Sicily, Lemons, Vegetables & Pancakes

March 1st, 2011 / Comments 0

lemon branch c egbert Sicily, Lemons, Vegetables & PancakesOur flight from Boston to Sicily is not a direct one. We fly from Boston to Philadelphia and then on to Rome, change planes and fly from Rome to Catania in Sicily. The plane flies along the west coast of the boot and after about forty minutes, it’s possible to see Mount Etna poking through the clouds. The plane banks and begins its descent and, if we’re lucky and sitting on the right side of the plane, we may see smoke rising from the still active volcano.

Even if Etna is sleeping or we are sitting on the wrong side of the plane, we will see groves of citrus trees as the plane makes its approach to the airport in Catania. The trees are filled with either orange or yellow spheres. The blood oranges, spattered with garnet red, are perfect eaten out of hand or used to make peachy-pink orange juice. The lemons offer endless possibilities. When I have played the ‘dessert island’ ingredient game with friends, lemons are what I want on my raft as I head to shore. I need lemons to brighten hot or cold tea, for salad dressings and marinades, to flavor chicken, seafood, vegetables, pasta, cookies, pies and cakes.

We have been looking forward to returning to Sicily since New Year’s Day. These two months of anticipation have inspired me to use lots of lemons to bring the scent and flavor of Sicily to wintry Vermont. A couple of weeks ago, when I wanted a very simple dinner, I made a bowl of steamed winter vegetables topped with lemon butter. Here’s how I did it:

Winter Vegetables with Lemon Butter

I steamed four scrubbed and quartered, small red skinned potatoes, three peeled carrots cut in chunks, and eight Brussels sprouts until they were tender. I heated two tablespoons of butter, the juice from half a lemon and a tiny pinch of cayenne pepper in a saucepan over medium heat. When the butter had melted, I added the vegetables and stirred until they were coated with the lemon butter. I served the vegetable on a bed of peppery arugula leaves and dusted the vegetables with freshly grated lemon zest.
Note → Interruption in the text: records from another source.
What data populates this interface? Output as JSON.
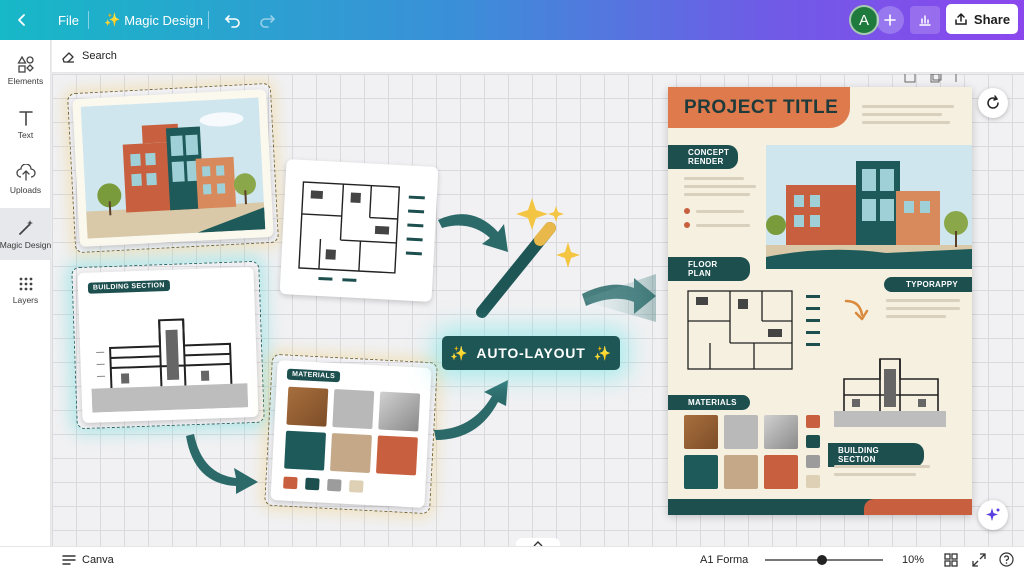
{
  "topbar": {
    "file_label": "File",
    "magic_design_label": "Magic Design",
    "magic_design_icon": "sparkles-icon",
    "avatar_initial": "A",
    "share_label": "Share",
    "gradient_colors": [
      "#17b8c7",
      "#3b8fd8",
      "#6f5be6",
      "#8b47ee"
    ]
  },
  "sidebar": {
    "items": [
      {
        "label": "Elements",
        "icon": "elements-icon"
      },
      {
        "label": "Text",
        "icon": "text-icon"
      },
      {
        "label": "Uploads",
        "icon": "cloud-upload-icon"
      },
      {
        "label": "Magic Design",
        "icon": "magic-wand-icon",
        "active": true
      },
      {
        "label": "Layers",
        "icon": "layers-icon"
      }
    ]
  },
  "search": {
    "label": "Search"
  },
  "canvas": {
    "building_section_tag": "BUILDING SECTION",
    "materials_tag": "MATERIALS",
    "auto_layout_label": "AUTO-LAYOUT",
    "accent_teal": "#1e5656",
    "accent_orange": "#de7a4c"
  },
  "poster": {
    "title": "PROJECT TITLE",
    "concept_render": "CONCEPT RENDER",
    "floor_plan": "FLOOR PLAN",
    "typorappy": "TYPORAPPY",
    "materials": "MATERIALS",
    "building_section": "BUILDING SECTION",
    "swatch_colors": [
      "#a0683c",
      "#b9b9b9",
      "#9c9c9c",
      "#1f5a5a",
      "#c4a888",
      "#c8603f"
    ],
    "accent_dot_colors": [
      "#c8603f",
      "#1d4f4f",
      "#9c9c9c",
      "#ddd0b4"
    ]
  },
  "bottombar": {
    "app_label": "Canva",
    "format_label": "A1 Forma",
    "zoom_label": "10%",
    "zoom_level": 0.1
  }
}
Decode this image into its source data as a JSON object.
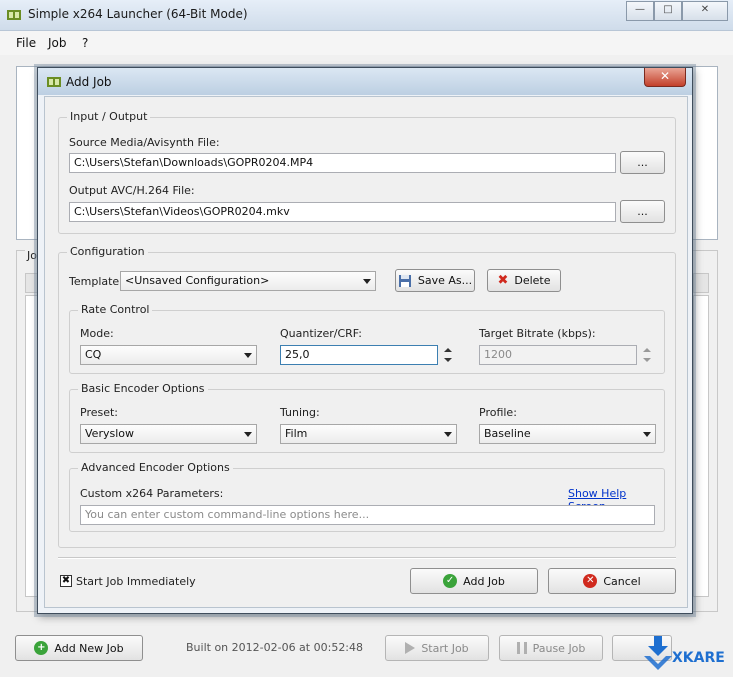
{
  "main_window": {
    "title": "Simple x264 Launcher (64-Bit Mode)",
    "menu": [
      "File",
      "Job",
      "?"
    ],
    "partial_group_label": "Jo",
    "buttons": {
      "add_new_job": "Add New Job",
      "start_job": "Start Job",
      "pause_job": "Pause Job"
    },
    "built_text": "Built on 2012-02-06 at 00:52:48",
    "watermark": "XKARE"
  },
  "dialog": {
    "title": "Add Job",
    "io_group": {
      "title": "Input / Output",
      "source_label": "Source Media/Avisynth File:",
      "source_value": "C:\\Users\\Stefan\\Downloads\\GOPR0204.MP4",
      "output_label": "Output AVC/H.264 File:",
      "output_value": "C:\\Users\\Stefan\\Videos\\GOPR0204.mkv",
      "browse_label": "..."
    },
    "config_group": {
      "title": "Configuration",
      "template_label": "Template:",
      "template_value": "<Unsaved Configuration>",
      "save_as": "Save As...",
      "delete": "Delete",
      "rate_control": {
        "title": "Rate Control",
        "mode_label": "Mode:",
        "mode_value": "CQ",
        "quantizer_label": "Quantizer/CRF:",
        "quantizer_value": "25,0",
        "bitrate_label": "Target Bitrate (kbps):",
        "bitrate_value": "1200"
      },
      "basic": {
        "title": "Basic Encoder Options",
        "preset_label": "Preset:",
        "preset_value": "Veryslow",
        "tuning_label": "Tuning:",
        "tuning_value": "Film",
        "profile_label": "Profile:",
        "profile_value": "Baseline"
      },
      "advanced": {
        "title": "Advanced Encoder Options",
        "custom_label": "Custom x264 Parameters:",
        "help_link": "Show Help Screen",
        "custom_placeholder": "You can enter custom command-line options here..."
      }
    },
    "start_immediately_label": "Start Job Immediately",
    "start_immediately_checked": true,
    "add_job": "Add Job",
    "cancel": "Cancel"
  }
}
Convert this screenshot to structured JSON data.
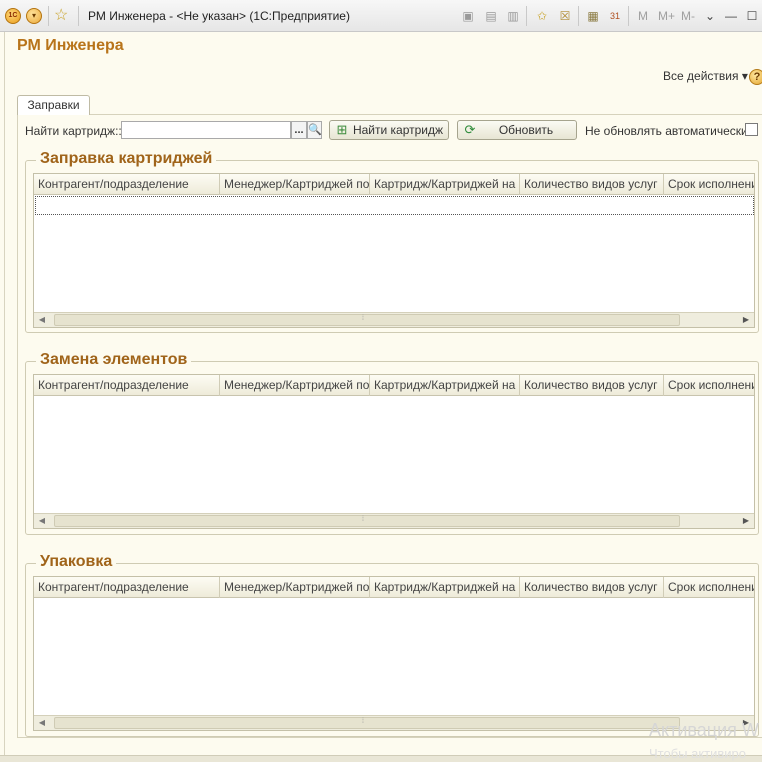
{
  "window": {
    "title": "РМ Инженера -  <Не указан>  (1С:Предприятие)",
    "toolbar_text_buttons": [
      "M",
      "M+",
      "M-"
    ]
  },
  "page": {
    "title": "РМ Инженера",
    "all_actions": "Все действия",
    "help": "?"
  },
  "tabs": [
    {
      "label": "Заправки"
    }
  ],
  "search": {
    "label": "Найти картридж::",
    "value": "",
    "dots": "...",
    "find_button": "Найти картридж",
    "refresh_button": "Обновить",
    "no_auto_refresh_label": "Не обновлять автоматически:"
  },
  "columns": [
    "Контрагент/подразделение",
    "Менеджер/Картриджей по...",
    "Картридж/Картриджей на ...",
    "Количество видов услуг",
    "Срок исполнения"
  ],
  "groups": [
    {
      "title": "Заправка картриджей"
    },
    {
      "title": "Замена элементов"
    },
    {
      "title": "Упаковка"
    }
  ],
  "watermark": {
    "line1": "Активация W",
    "line2": "Чтобы активиро"
  },
  "colors": {
    "title_accent": "#b8741a",
    "group_title": "#a0641a",
    "background": "#fdfbef"
  }
}
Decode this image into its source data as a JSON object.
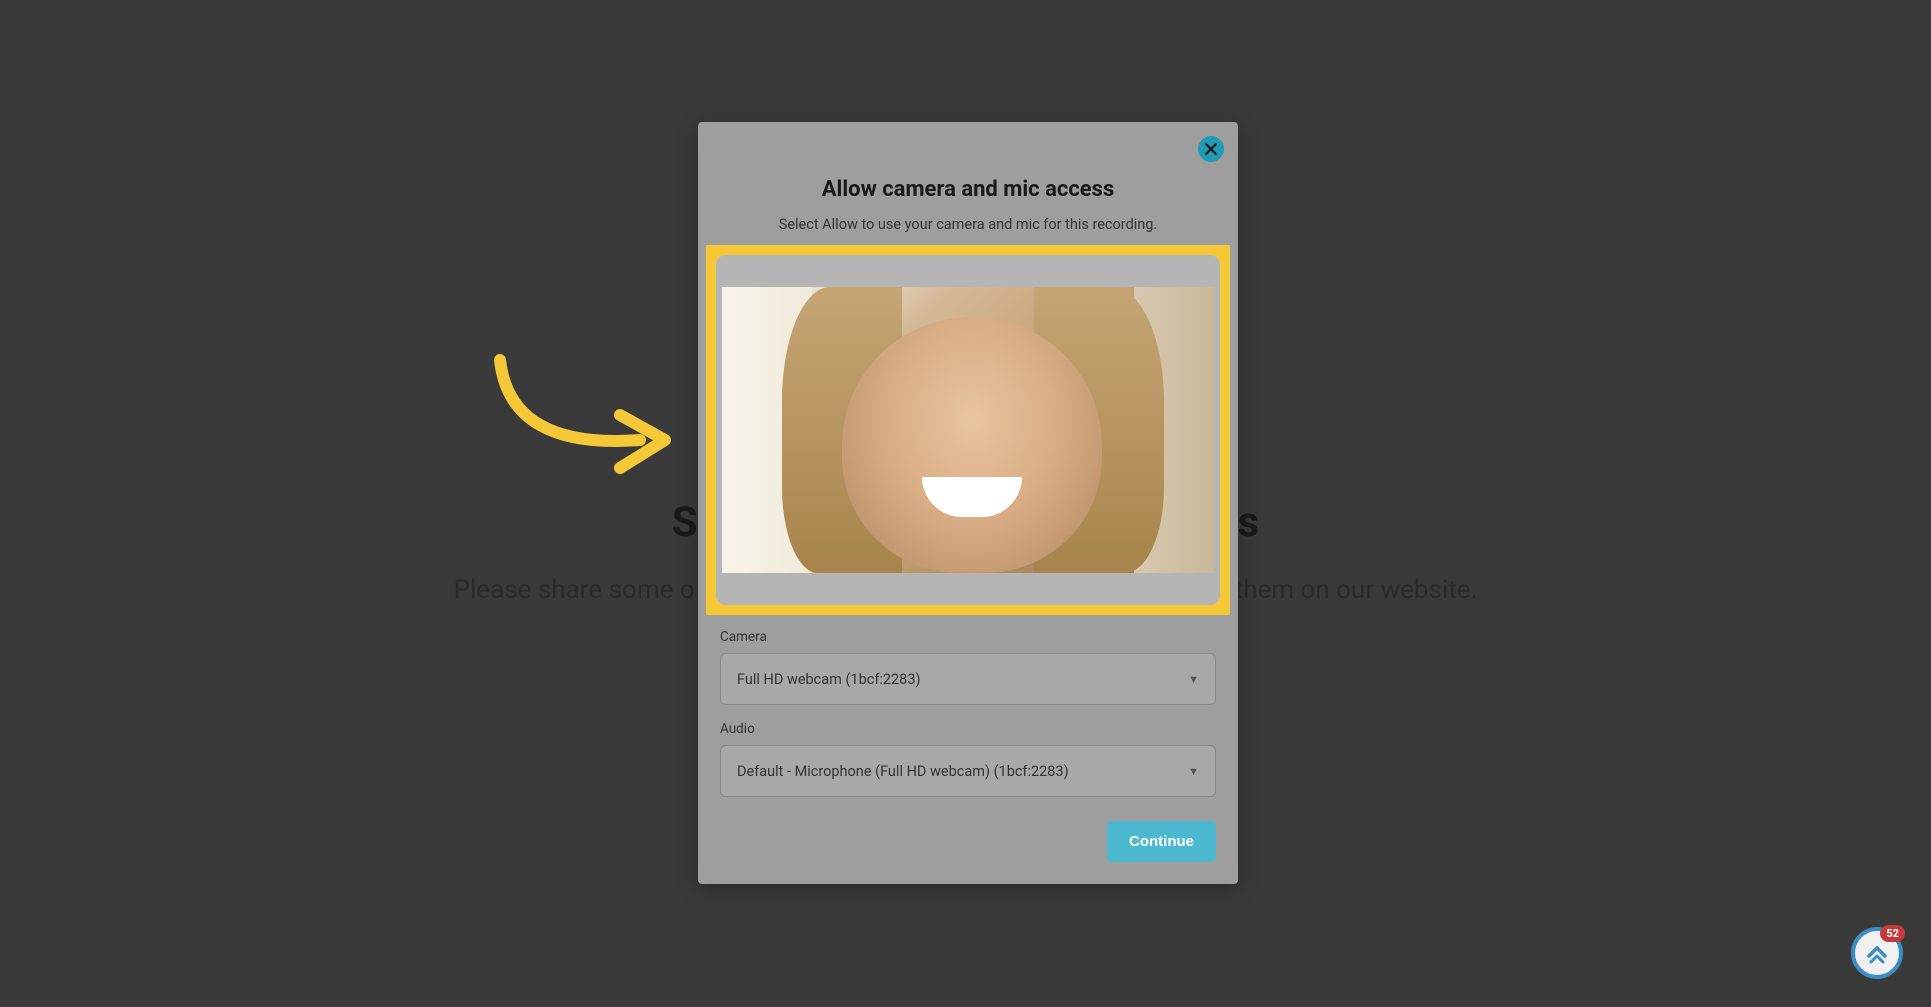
{
  "background": {
    "heading_start": "S",
    "heading_end": "s",
    "subtext_start": "Please share some o",
    "subtext_end": "them on our website."
  },
  "modal": {
    "title": "Allow camera and mic access",
    "subtitle": "Select Allow to use your camera and mic for this recording.",
    "camera_label": "Camera",
    "camera_value": "Full HD webcam (1bcf:2283)",
    "audio_label": "Audio",
    "audio_value": "Default - Microphone (Full HD webcam) (1bcf:2283)",
    "continue_label": "Continue"
  },
  "badge": {
    "count": "52"
  }
}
The simplicity of wintery vegetables coated with sunny lemon flavor was a perfect complement to my state of mind.

Last week, as we gathered warm weather clothes, a few kitchen tools, computer necessities, transformers, cables, cameras and Kindles, I wanted a lemon fix to chase the morning cold. I though of the pancakes topped with butter, sugar and lemon juice that my mother made.

English Pancakes

I blended two large eggs and one and a half cups of milk in a blender. While the blender whirled the eggs and milk for three minutes, I sifted together one and a half cups of flour, three quarters of a teaspoon of kosher salt, two teaspoons of baking soda and a teaspoon of sugar into a mixing bowl. I used a  spatula to combine the egg milk mixture with the flour mixture and then stirred two tablespoons of melted, unsalted butter into the batter.

I let the batter rest for fifteen minutes so that the flour could absorb the liquid. I used a small ladle to form fairly thin, three-inch diameter pancakes in a preheated and oiled, cast-iron frying pan. I cooked them over medium low heat, until bubbles formed and broke on the surface and then turned them to cook until golden.

Charles preheated plates in the microwave and we took turns minding the cooking. I topped each pancake with a sliver of unsalted butter, a dusting of granulated sugar and enough lemon juice to moisten it. Served with steamy cups of hot tea, made with loose tea that Matthew and Alison had sent from London at Christmas, breakfast was perfection and we were one morning closer to the lemon groves of Sicily.

English pancakes have a higher ratio of liquid to dry ingredients and are more delicate than traditional American pancakes. They are a welcome breakfast treat in that wintry span when the supply of last winter’s maple syrup is gone and sugaring hasn’t begun.